Retch slammed me back up against the cliff. “Stop fooling around and climb on up there!” he snarled. “You’re not the lightest person in the world, you know.”
“Sn-sn-snake!” I stammered.
“I said cut out the fooling around! That stupid ‘snake’ nonsense don’t work on me no more! Now get on up there!”
He planted a hand beneath my rear and tried to boost me up onto the ledge with a mighty shove. “Ya gah gah aaaakkkh!” I said, unable to think of anything more intelligent. The rattler and I were nose to nose! And then I realized that the snake was dead.
Some insensitive lout who liked to scare people with snakes, realizing that this was the only spot possible to ascend the cliff, had coiled the dead rattler right at the brink of the ledge. I loathe people like that. In total disgust, I thrust out my shotgun barrel and swept the rattler off the ledge.
“It’s just an old dried-up dead snake that some stupid jerk …” I never got to finish the sentence.
Retch cleared one side of the corral cleanly and took only the top board off the other side. He banked high on the rock wall as he roared around a narrow curve in the canyon, then accelerated flat out on the straight stretch. Six hundred yards later, he finally ran out of adrenaline and chugged to a stop, streaming sweat and gasping profanity. I let go of his hair and dropped from his shoulders to the ground.
“It was dead,” I said. “The snake was dead!”
“I know that.”
“So how come you wen
t berserk?”
“Well, my mind knows there ain’t no reason to be afraid of snakes, but my feet ain’t learned it yet, that’s how come! So don’t let me catch you smirking. Another thing.”
“What’s that?”
“Don’t never cry ‘snake’ again.”
And I haven’t.
Metamorphosis and Other Outdoor Phenomena Wives Don’t Understand
I had done nothing peculiar. That’s why I was somewhat surprised when Bun asked, “All right, what have you been up to?”
“Nothing,” I said, innocently enough. “Why do you ask?”
“Because you haven’t been acting peculiar lately. Every time you put on a show of being normal, I know you are up to something.”
“Well, maybe I’m having a sordid affair with some beautiful and mysterious woman. Have you considered that?”
My little suggestion provoked quite a scene.
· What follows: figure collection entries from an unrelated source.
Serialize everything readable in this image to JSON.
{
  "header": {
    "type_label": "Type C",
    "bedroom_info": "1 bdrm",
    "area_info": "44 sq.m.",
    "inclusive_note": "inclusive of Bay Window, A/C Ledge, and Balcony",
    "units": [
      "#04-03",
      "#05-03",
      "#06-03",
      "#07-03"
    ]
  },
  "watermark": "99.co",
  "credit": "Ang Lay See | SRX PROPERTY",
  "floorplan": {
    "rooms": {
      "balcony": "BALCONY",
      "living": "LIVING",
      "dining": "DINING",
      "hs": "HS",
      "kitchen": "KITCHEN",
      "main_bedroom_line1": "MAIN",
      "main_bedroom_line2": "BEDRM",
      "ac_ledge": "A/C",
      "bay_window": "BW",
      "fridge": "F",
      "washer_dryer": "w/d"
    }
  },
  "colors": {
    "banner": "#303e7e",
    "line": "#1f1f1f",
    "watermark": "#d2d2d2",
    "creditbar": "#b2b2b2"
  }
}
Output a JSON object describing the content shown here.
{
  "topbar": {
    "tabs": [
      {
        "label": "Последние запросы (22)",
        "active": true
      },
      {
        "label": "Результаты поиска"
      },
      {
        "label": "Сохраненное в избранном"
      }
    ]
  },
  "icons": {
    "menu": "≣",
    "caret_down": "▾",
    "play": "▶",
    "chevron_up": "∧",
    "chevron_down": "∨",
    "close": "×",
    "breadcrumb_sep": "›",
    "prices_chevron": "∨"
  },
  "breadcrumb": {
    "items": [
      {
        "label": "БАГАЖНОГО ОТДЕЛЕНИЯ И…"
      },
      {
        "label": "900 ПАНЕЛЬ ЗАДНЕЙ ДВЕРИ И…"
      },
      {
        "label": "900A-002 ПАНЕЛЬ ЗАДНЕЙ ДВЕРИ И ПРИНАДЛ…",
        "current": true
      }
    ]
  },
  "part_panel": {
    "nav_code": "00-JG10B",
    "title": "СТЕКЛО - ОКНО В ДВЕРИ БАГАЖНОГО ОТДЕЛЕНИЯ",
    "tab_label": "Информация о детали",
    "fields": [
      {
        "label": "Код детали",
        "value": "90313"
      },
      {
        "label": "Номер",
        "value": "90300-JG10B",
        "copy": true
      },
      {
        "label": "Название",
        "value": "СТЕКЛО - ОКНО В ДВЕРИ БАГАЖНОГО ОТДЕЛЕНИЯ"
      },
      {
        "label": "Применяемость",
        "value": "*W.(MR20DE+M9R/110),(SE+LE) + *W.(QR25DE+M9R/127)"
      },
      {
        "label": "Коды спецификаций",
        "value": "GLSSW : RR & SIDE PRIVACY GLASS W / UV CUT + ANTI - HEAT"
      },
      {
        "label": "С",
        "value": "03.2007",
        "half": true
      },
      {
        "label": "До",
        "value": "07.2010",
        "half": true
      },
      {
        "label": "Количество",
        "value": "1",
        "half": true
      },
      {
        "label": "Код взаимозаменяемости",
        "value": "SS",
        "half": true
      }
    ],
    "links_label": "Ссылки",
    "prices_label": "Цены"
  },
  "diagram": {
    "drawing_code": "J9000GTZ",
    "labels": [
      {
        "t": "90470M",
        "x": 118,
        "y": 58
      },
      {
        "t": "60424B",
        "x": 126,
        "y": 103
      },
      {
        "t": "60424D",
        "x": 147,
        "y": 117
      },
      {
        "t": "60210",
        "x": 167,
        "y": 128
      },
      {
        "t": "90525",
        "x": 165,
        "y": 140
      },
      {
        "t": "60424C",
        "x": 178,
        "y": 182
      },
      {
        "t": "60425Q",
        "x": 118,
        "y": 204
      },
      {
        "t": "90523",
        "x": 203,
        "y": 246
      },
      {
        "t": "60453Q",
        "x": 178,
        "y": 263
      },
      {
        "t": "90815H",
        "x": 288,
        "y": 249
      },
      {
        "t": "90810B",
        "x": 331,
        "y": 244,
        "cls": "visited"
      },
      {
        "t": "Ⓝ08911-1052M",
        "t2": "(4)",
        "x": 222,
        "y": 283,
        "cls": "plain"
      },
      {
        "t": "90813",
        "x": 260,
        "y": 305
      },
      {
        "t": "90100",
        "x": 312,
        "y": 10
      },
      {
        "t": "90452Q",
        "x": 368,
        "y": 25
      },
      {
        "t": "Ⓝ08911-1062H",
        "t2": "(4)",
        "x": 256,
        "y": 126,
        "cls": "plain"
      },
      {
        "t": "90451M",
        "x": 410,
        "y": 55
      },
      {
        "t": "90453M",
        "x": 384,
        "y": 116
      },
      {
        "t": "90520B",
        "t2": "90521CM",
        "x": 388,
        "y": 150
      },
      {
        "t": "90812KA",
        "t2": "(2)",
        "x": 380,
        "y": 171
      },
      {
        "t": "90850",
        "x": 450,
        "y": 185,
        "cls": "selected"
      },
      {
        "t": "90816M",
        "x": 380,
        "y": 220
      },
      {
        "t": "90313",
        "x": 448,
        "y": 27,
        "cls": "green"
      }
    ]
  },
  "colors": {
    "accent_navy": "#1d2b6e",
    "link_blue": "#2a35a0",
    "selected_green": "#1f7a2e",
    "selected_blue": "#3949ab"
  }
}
It was easy to see why my wife might be jealous. Beautiful, mysterious women find it virtually impossible to resist handsome, debonair sportsmen. Nevertheless, I think it quite unladylike : for a wife to display her jealousy by squealing with laughter and repeatedly slapping her thighs. In a fit of jealousy, a wife knows how to cut right to the quick.
“No,” she said, wiping away tears of mirth, “I never considered that. Now stop, no more jokes. My sides ache. Oh dear, but you do get off a good one from time to time. Seriously, I will tell you what I suspect. I suspect you sneaked a new gun into the house without telling me. Right?”
“Wrong! Wrong! I’ll have you know I do not sneak new guns into the house.”
“Oh, yeah? Then how come you have nearly twice as many guns now as you did three years ago? Explain that.”
Here was a classic example of a wife’s stumbling upon an outdoor phenomenon totally beyond her comprehension. Over the years I have noted many such phenomena. I have discussed the matter with other outdoorsmen and found to my dismay that my own experience in the matter is not unique but universal.